Arınç criticized the main opposition Republican People’s Party (CHP) and Nationalist Movement Party (MHP) for showing little appetite for solving the conflict with the terrorist Kurdistan Workers’ Party (PKK) that has now left more than 40,000 dead, mostly PKK members. He accused the opposition parties of being trapped in a “time machine,” referring to their cold feet in employing alternative ways to find a solution to the Kurdish problem.

“If these things could have been solved by guns, killings, bombings, then they would have been solved in the early 1990s,” Arınç said, referring to years when government brutally attempted to suppress the PKK terrorists and sympathizers in southeast Turkey.
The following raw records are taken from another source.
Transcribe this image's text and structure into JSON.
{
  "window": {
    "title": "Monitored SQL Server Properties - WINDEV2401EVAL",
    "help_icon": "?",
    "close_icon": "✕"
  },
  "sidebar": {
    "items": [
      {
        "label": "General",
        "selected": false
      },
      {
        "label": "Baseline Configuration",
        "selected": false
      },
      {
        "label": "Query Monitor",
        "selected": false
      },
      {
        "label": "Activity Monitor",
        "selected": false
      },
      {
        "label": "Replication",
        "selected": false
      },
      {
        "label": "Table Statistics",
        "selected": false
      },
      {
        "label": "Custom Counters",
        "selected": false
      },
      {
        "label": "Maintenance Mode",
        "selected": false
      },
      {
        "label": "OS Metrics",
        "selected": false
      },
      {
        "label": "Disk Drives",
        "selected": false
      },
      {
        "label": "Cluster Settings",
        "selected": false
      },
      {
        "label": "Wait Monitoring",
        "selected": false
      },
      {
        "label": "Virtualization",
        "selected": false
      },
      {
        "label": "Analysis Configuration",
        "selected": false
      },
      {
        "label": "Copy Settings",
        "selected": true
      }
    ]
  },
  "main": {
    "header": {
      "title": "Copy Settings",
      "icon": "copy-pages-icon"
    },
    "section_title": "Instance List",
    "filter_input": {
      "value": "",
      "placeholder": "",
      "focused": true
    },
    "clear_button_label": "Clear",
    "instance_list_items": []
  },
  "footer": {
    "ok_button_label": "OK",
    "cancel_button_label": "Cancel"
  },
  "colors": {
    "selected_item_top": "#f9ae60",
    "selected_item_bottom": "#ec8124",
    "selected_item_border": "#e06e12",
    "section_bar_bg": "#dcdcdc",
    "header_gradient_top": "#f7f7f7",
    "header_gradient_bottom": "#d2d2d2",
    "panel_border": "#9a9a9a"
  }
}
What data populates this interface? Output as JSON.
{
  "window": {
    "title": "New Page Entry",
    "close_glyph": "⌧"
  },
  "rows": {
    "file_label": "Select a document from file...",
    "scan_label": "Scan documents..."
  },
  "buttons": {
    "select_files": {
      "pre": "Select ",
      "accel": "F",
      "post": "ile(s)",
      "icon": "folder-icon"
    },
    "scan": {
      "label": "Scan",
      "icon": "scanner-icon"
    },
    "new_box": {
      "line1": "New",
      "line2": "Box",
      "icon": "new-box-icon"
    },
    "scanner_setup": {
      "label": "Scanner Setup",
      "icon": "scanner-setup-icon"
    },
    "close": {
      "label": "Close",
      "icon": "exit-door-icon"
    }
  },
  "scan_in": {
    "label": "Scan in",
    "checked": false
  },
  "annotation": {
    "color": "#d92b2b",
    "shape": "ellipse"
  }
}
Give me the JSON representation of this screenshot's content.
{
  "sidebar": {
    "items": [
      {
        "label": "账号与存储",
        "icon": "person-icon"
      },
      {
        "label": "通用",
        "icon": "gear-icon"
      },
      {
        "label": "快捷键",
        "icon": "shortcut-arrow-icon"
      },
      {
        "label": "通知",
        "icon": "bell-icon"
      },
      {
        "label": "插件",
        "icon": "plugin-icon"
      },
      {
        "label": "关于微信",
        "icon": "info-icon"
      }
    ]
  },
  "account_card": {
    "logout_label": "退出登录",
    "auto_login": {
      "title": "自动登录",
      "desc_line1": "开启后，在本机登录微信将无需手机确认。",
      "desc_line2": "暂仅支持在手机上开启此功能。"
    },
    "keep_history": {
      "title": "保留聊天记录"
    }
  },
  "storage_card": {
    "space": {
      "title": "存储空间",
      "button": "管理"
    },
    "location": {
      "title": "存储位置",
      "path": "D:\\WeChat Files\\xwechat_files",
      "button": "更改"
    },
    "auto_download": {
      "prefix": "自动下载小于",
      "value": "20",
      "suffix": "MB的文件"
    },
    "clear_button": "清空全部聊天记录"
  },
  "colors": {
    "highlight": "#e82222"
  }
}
Implying that there needs to be other options in the settlement of the issue, he recalled the capture of jailed leader of the PKK, Abdullah Öcalan, in 1999, and said the conflict would have been solved then if that was the way of solving it.

Turkish Prime Minister Recep Tayyip Erdoğan has led efforts in recent months to end the war with the PKK, which seeks autonomy for the country’s estimated 14 million ethnic Kurds.  

The ruling Justice and Development Party (AK Party) has pledged to expand political freedoms and points to Kurdish language rights, greater civilian control of the military and economic liberalization as milestones in its 10-year tenure in office. Arınç reiterated the government’s earlier position and rejected claims that AK Party leaders are holding talks with Öcalan. “Our government is not in the process [of talking to Öcalan]” Arınç said, adding that such a process is bound to a road map for Turkey’s situation today. He said Öcalan is not a direct interlocutor for the Turkish government — a move he said wouldn’t be blessed by the Turkish public. “We used our intelligence organization in this process,” Arınç said. He also criticized “much talk” by different people during the peace process and said “everyone must be silent” at this point of time and back the process.